Para apresentar o seu trabalho, Vicente Alves do Ó pretende recriar um processo semelhante ao conseguido por O Filme do Desassossego, de João Botelho, em 2010 e 2011. Uma espécie de tour com o filme pelo país, mesmo em cidades do interior, influenciada pelos resultados de bilheteira do cinema português. «Se pensarmos que o filme mais visto do ano - português - fez apenas 20 mil espectadores, quando já andámos perto dos 300, 400 mil, é sinal de alguma coisa e não me parece que seja apenas da crise. Precisamos de nos aproximar das pessoas, do país, quebrar as regras da distribuição e seduzir o público a ver cinema português. Antes de mais, faço filmes para as pessoas - essa é a minha maior ambição, que os meus filmes sejam vistos». E quando questionado se esses planos vislumbram também a sua internacionalização apenas arrisca um «o segredo é a alma do negócio». Entretanto o projecto Florbela cresceu também para uma minissérie a ser exibida pela RTP1 e dividida em três episódios: «trata de um objecto diferente do filme, com material novo e sem material que está neste filme. Portanto, são coisas diferentes com intenções diferentes. O filme é uma aproximação da pessoa, a minissérie é mais um biopic clássico. São objectos muito diferentes».

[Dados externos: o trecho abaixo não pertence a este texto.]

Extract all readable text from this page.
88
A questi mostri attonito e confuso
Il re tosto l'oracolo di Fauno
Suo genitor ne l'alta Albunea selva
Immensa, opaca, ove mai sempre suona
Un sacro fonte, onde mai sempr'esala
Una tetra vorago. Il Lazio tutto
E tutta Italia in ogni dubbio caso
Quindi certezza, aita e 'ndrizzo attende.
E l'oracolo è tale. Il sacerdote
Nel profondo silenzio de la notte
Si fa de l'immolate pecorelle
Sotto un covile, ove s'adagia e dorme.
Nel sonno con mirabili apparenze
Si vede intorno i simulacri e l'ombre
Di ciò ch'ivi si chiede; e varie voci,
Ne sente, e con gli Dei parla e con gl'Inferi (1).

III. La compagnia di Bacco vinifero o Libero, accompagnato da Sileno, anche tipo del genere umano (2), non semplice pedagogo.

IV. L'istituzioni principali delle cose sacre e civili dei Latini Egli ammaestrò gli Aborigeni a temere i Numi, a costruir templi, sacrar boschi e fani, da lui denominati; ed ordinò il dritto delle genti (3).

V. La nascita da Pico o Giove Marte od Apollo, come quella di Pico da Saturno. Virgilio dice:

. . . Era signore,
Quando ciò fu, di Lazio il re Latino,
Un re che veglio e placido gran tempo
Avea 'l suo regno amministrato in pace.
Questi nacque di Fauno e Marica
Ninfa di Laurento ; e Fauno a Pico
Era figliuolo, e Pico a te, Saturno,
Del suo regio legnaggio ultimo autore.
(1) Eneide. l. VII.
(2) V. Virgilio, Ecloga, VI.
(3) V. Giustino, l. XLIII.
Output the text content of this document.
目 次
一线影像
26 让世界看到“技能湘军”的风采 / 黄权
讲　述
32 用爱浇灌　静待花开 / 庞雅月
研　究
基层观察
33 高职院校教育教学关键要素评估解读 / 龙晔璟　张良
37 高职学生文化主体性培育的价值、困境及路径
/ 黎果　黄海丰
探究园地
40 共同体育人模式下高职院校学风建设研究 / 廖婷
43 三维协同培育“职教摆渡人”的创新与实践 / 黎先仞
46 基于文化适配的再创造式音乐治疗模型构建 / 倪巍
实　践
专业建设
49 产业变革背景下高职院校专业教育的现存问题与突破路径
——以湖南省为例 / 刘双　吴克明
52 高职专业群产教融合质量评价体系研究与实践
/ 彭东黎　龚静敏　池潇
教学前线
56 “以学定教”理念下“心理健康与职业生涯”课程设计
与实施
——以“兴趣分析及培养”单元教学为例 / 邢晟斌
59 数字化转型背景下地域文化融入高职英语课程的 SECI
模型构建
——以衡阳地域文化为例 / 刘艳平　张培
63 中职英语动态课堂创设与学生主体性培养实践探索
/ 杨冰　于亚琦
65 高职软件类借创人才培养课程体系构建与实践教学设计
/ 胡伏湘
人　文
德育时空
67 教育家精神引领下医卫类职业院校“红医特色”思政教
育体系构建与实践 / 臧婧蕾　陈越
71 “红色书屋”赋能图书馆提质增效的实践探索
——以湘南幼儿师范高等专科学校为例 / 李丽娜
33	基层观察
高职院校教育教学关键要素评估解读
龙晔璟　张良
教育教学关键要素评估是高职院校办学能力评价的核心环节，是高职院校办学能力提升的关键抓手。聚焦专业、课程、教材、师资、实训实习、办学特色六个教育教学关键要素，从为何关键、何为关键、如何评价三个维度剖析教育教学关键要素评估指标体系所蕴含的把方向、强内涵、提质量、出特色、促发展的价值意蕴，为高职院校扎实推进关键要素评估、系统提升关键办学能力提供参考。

Sobre o estado actual do cinema português, admite que «o Estado tem a responsabilidade política de proteger o cinema e os cineastas e isso não passa apenas pelo financiamento, passa também pela imagem que se projecta e que difunde. Se um governo português é o primeiro a desresponsabilizar-se de todo e qualquer apoio ao cinema e às artes, como podemos depois pedir às pessoas que o apoiem? Não podemos. Há uma questão de honra, de respeito e dignidade. Podemos não gostar de todos os filmes, podemos não compreender, aceitar, mas devemos ter respeito e orgulho nos nossos cineastas e isso começa pelo reconhecimento do Estado». E não se coíbe de apresentar sugestões sobre «uma lei que promova o mecenato, que promova o investimento não só na produção como na divulgação e na educação de novos públicos. Acho que se discutem demasiado os subsídios e há outras questões fundamentais para que o cinema exista de forma saudável junto do mercado e das pessoas. Sobre se a produção será melhor ou pior, é mais subjectivo, mas acima de tudo, acho que o cinema deve primar pela diversidade».
Entretanto e até à estreia de Florbela, Vicente Alves do Ó andará ocupado. Mas admite: «Tenho sempre muitas ideias. Umas escritas, outras na cabeça». E mesmo com um futuro tenebroso sobre os nossos ombros, resiste. «A seguir veremos o que acontece, mas certamente irei filmar, com apoios ou sem, mas irei filmar. Lá está, não consigo imaginar-me já sem filmar».